Even though more than a dozen therapies have been approved for the treatment of multiple sclerosis, only the monoclonal antibody ocrelizumab and the chemotherapy agent mitoxantrone are approved for progressive multiple sclerosis.

A study published in the New England Journal of Medicine evaluated the use of the medication Ibudilast.

Ibudilast is a small molecule available in Asia for the treatment of asthma and poststroke vertigo. This medication inhibits several cyclic nucleotide phosphodiesterases, macrophage migration inhibitory factor, and toll-like receptor 4, and can cross the blood-brain barrier, potentially having effects in the central nervous system. 

The study involved patients with primary or secondary progressive multiple sclerosis, using the medication ibudilast compared with placebo for 96 weeks. They evaluated the primary efficacy endpoint with the rate of brain atrophy and secondary endpoints included the change in the pyramidal tracts on diffusion tensor imaging. 

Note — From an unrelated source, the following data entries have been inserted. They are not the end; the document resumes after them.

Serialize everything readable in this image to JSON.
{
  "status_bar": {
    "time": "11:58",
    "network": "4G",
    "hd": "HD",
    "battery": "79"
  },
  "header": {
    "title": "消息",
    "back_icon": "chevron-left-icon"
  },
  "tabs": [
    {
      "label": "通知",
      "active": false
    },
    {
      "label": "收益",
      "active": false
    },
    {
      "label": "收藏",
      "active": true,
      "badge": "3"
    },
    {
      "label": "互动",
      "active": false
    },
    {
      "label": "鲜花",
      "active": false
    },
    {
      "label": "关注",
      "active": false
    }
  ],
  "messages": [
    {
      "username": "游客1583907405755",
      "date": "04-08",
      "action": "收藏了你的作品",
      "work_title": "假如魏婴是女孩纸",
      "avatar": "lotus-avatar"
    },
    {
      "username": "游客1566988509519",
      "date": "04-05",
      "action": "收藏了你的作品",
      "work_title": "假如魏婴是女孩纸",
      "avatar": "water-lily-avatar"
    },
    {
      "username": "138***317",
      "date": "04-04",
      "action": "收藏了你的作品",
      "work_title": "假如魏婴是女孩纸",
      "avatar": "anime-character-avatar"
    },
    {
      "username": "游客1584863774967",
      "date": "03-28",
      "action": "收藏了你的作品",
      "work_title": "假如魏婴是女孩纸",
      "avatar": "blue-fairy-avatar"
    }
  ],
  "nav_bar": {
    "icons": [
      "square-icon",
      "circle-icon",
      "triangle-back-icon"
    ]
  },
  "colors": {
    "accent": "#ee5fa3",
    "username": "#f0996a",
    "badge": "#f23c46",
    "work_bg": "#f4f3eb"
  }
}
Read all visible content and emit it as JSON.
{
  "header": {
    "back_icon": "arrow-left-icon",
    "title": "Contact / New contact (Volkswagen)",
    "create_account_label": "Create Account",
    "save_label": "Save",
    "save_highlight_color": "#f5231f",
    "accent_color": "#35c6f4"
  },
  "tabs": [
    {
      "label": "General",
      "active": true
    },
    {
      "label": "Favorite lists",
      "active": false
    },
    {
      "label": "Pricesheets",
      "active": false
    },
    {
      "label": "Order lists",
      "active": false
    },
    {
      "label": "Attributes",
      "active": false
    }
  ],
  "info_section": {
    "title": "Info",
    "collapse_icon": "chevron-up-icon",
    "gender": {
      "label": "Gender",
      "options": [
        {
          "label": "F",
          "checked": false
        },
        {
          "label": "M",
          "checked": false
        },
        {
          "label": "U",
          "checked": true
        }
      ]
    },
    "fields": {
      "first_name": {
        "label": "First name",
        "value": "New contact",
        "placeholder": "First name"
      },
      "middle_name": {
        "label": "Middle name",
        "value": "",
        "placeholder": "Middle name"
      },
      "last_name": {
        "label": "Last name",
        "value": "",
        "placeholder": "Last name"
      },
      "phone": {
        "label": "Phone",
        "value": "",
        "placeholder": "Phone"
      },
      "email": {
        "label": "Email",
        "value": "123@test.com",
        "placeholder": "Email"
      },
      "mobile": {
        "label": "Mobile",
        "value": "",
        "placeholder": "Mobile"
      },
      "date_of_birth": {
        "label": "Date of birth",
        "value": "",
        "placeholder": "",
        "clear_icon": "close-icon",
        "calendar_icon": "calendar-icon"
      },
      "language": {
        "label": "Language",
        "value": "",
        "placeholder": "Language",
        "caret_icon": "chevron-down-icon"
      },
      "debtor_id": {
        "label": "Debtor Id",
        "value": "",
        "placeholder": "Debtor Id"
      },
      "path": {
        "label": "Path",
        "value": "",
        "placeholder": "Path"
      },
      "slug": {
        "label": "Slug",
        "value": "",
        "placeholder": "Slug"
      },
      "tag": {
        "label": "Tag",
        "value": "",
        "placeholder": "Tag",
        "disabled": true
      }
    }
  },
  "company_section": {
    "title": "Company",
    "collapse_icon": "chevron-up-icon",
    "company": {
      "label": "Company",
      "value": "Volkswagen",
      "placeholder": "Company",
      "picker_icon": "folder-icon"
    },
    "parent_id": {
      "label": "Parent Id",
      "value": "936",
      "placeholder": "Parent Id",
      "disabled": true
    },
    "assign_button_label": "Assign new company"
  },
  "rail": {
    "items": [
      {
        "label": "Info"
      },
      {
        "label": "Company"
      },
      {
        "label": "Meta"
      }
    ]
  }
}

Of the 255 patients included in the trial, 129 were assigned to ibudilast and 126 to placebo. They found that after 96 weeks of treatment the rate of change in the brain parenchymal fraction was −0.0010 per year with ibudilast, which represents 2.5 ml of approximately less brain-tissue loss. The average volume of the adult human brain is 1.300-1.500 ml. 

Dr. Robert J. Fox, a neurologist at the Cleveland Clinic in Ohio, led the randomized trial. He said: “The trial’s results are very encouraging and point toward a potential new therapy to help people with progressive MS. The trial also increased our understanding of advanced imaging techniques, so that future studies may require a smaller number of patients followed over a shorter period of time.”


Source:

Nutrition Review (2018, Sep 9). New Treatment for Multiple Sclerosis Reduces Brain Shrinkage by 50 Percent. Nutrition Review. Retrieved from:
https://nutritionreview.org/2018/09/new-treatment-for-multiple-sclerosis-reduces-brain-shrinkage-by-50-percent/ 

Robert J. Fox, MD., et al. Phase 2 Trial of Ibudilast in Progressive Multiple Sclerosis. N Engl J Med. 2018; 379:846-855. DOI: 10.1056/NEJMoa1803583.